Je vais toujours me souvenir de cette mise en situation, dans mon cours de gestion de crise, pendant mes études en travail social. Les techniques enseignées sont restées avec moi depuis: j'avais appris ma leçon.

Journalistes en crise

En tant que journalistes, nous sommes appelés à aller sur le terrain, peu importe les situations. Désastres naturels, manifestations, conflits, incendies, personnes endeuillées, maladies, voire guerres: nous nous devons d'être là où les choses se passent. Pourtant, sommes nous vraiment outillés pour le faire?

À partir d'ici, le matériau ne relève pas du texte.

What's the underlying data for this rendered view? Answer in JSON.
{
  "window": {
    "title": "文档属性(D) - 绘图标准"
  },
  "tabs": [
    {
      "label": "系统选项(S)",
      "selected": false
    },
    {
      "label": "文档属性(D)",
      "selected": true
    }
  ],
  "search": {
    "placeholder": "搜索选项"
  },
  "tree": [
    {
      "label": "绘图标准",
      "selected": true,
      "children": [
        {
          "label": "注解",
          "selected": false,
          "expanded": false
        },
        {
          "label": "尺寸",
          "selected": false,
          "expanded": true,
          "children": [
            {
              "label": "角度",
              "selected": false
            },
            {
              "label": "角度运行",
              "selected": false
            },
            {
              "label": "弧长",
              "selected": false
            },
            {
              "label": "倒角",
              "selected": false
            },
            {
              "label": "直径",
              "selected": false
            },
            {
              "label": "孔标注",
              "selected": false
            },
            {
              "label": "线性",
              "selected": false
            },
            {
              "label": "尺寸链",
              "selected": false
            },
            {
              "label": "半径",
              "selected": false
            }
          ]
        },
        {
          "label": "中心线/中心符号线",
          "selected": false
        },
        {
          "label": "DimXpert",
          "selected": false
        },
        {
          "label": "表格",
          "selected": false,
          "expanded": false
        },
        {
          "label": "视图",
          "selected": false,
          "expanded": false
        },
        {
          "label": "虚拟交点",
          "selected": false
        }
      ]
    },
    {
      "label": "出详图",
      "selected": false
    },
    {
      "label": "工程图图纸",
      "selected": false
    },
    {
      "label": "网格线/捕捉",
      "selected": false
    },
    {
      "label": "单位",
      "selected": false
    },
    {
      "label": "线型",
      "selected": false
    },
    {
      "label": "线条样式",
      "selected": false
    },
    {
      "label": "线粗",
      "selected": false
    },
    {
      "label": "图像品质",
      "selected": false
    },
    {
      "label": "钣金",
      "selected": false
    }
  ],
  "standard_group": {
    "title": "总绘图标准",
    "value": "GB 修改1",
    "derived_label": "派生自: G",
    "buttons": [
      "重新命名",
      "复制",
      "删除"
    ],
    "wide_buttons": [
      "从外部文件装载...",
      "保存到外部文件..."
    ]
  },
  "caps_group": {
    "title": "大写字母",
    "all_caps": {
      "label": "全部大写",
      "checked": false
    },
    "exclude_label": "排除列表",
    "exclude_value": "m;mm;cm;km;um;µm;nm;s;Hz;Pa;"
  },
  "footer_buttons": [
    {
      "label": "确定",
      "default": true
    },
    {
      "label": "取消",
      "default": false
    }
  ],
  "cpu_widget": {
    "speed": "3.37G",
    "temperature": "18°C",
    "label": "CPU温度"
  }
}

La pandémie a accru les risques du métier partout dans le monde. En Europe, les agressions et interpellations abusives contre les professionnels de l'information se sont décuplées en Allemagne, en France, en Italie, en Pologne, en Grèce, en Serbie et en Bulgarie, selon les données de l'organisation Reporters sans frontières (RSF). Aux États-Unis, la dernière année du mandat de Trump s'est soldée par près de 400 agressions et 130 arrestations de journalistes, selon le US Press Freedom Tracker. Dix journalistes et collaborateurs ont déjà perdu la vie à cause de leur statut professionnel en 2021.

Si les infirmières, les travailleurs sociaux et les enseignants ont des cours de gestion de crise, pourquoi pas nous?

L'impact de la pandémie

Il est possible de se questionner: au tout début de la pandémie, le manque de formation a-t-il rendu les journalistes plus frileux à l'idée de se rendre sur le terrain ? Le "journalisme à distance" était-il vraiment la meilleure façon de faire face à une crise de cette ampleur?

L'enquête du Devoir sur les lanceurs d'alerte dans les CHSLD cette semaine met bien en lumière le manque d'accès et l'opacité du milieu de la santé au Québec. La situation est décriée partout dans le monde, y compris en Norvège, pourtant en tête de liste du classement mondial de la liberté de presse de RSF depuis cinq ans. Mais si tout avait été accessible, les journalistes auraient-ils eu la protection, la formation et les outils pour y faire face?